EU funds €6m to improve efficiency of batch processes

Posted on 26 Mar 2015 by Tim Brown

A consortium of European industrial companies, universities and research institutes have launched a €6m (£4.42m) project to test the use of sensors to improve efficiency of batch process production.

The RECOBA (Cross-sectorial REal time sensing, advanced COntrol and optimization of BAtch processes, saving energy and raw materials) project is being funded for its three-year term by the European Union.

The aim of the project is to optimise the efficiency and flexibility of different kinds of batch processes. The initial study will focus on the production of emulsion polymers, steel and silicon.

Using new sensor technologies, process models and automation tools, it is hoped that the findings will help improve the competitiveness of a significant portion of the European batch process industry.

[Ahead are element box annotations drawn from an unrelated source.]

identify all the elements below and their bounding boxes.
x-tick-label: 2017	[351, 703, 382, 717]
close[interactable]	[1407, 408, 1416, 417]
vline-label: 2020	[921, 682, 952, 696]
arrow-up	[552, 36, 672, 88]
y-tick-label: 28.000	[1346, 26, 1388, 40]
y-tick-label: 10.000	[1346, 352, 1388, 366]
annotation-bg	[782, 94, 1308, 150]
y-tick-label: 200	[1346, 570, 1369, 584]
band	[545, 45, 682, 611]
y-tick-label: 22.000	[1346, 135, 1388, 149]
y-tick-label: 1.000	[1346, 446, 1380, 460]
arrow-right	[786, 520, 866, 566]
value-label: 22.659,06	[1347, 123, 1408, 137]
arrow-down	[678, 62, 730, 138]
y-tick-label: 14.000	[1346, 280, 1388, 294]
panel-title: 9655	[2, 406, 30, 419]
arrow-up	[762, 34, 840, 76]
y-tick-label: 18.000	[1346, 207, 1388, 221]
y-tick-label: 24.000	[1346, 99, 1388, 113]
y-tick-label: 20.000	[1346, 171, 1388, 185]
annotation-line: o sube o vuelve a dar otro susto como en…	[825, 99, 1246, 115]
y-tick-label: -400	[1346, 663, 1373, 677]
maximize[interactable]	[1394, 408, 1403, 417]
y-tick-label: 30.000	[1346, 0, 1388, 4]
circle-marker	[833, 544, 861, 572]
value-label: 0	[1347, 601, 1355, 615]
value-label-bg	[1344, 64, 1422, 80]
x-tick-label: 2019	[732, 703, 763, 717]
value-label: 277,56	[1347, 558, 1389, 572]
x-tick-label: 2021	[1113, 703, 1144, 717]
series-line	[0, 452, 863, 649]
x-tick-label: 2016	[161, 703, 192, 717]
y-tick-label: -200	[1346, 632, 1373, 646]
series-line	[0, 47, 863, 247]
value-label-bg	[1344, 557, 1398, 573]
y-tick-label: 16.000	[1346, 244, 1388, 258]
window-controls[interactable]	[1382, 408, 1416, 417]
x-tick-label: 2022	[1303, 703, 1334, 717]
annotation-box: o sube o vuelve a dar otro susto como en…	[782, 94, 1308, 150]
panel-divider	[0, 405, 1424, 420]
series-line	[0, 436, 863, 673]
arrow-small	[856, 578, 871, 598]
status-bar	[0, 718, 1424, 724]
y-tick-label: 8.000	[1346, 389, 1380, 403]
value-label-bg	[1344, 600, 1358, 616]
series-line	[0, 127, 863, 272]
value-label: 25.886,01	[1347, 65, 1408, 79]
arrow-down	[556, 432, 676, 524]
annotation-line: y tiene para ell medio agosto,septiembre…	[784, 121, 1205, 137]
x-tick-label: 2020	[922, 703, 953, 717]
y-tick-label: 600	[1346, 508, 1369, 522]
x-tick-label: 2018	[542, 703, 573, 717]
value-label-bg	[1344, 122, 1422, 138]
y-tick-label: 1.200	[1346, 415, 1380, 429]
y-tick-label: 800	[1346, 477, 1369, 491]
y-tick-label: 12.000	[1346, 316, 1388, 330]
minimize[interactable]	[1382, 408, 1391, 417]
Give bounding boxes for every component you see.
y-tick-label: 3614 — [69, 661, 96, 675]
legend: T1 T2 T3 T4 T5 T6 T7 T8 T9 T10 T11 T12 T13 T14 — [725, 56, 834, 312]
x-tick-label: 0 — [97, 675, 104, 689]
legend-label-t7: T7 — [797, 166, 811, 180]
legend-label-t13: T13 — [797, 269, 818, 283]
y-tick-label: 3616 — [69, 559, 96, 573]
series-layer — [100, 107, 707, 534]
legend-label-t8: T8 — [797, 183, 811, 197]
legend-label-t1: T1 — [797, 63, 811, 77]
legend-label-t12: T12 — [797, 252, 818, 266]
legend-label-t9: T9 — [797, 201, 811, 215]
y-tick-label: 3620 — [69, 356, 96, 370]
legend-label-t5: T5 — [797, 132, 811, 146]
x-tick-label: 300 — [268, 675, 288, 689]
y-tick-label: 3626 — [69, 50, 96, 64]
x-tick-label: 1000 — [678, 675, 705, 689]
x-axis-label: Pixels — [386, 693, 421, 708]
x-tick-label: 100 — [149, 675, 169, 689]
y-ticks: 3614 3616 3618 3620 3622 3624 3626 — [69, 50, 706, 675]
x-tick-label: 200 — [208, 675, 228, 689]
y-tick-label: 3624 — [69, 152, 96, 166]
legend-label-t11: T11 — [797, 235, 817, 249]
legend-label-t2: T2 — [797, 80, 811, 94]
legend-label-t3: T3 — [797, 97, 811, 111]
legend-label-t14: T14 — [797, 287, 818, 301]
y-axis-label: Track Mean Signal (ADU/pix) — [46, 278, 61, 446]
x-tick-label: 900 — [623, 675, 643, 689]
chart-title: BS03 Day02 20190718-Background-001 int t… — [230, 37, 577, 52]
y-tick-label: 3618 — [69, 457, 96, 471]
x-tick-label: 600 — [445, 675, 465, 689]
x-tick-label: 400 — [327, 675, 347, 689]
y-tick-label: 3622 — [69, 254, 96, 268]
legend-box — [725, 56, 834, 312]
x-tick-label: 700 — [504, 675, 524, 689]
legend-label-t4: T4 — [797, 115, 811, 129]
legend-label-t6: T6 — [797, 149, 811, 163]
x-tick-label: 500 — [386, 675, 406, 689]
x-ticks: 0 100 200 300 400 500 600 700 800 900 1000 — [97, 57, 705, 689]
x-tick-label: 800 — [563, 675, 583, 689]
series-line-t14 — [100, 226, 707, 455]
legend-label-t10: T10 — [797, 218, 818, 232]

Under the project coordination of BASF, the RECOBA partners include: ThyssenKrupp Steel Europe AG, Germany; ELKEM AS Technology, Norway; University of Cambridge, United Kingdom; RWTH Aachen University, Germany; University of Chemistry and Technology Prague, Czech Republic; the University of the Basque Country, Spain; VDEh-Betriebsforschungsinstitut GmbH, Germany; Cybernetica AS, Norway; and Minkon Sp. z o.o., Poland.

This group will focus on three different material systems to demonstrate the cross-sectorial applicability of developed sensors, optimisation and control methods, with the goal of optimising product quality, energy consumption, raw materials utilization and production costs of the considered processes.

As part of its contribution to the RECOBA project, BASF (basf.com) will focus on the online Model Predictive Control of an emulsion co-polymerization process.

“Our goal is to replace the current process control, which is based on repetition at a fixed schedule, by the model-based online process control,” said Dr. Libor Seda, BASF project lead.

Under this new approach, the controller acts based on the current state of the production process. Thereby the control mechanism adjusts the process control variables in real time in order to follow the optimal process trajectory, leading to the desired product properties.

Product properties to be controlled in the emulsion polymerization case include, for example, solid content, copolymer composition and morphology of polymer latex particles.

“The advantage of such model-based process control is the ability to produce a product within narrow quality specification limits, and at the same time, to achieve maximal efficiency in energy and cycle / batch production time because the process control follows the optimal process trajectory at each time,” explained Seda.

Thus, there is a significant potential to increase reactor productivity while also saving energy input for heating and cooling of the reactor.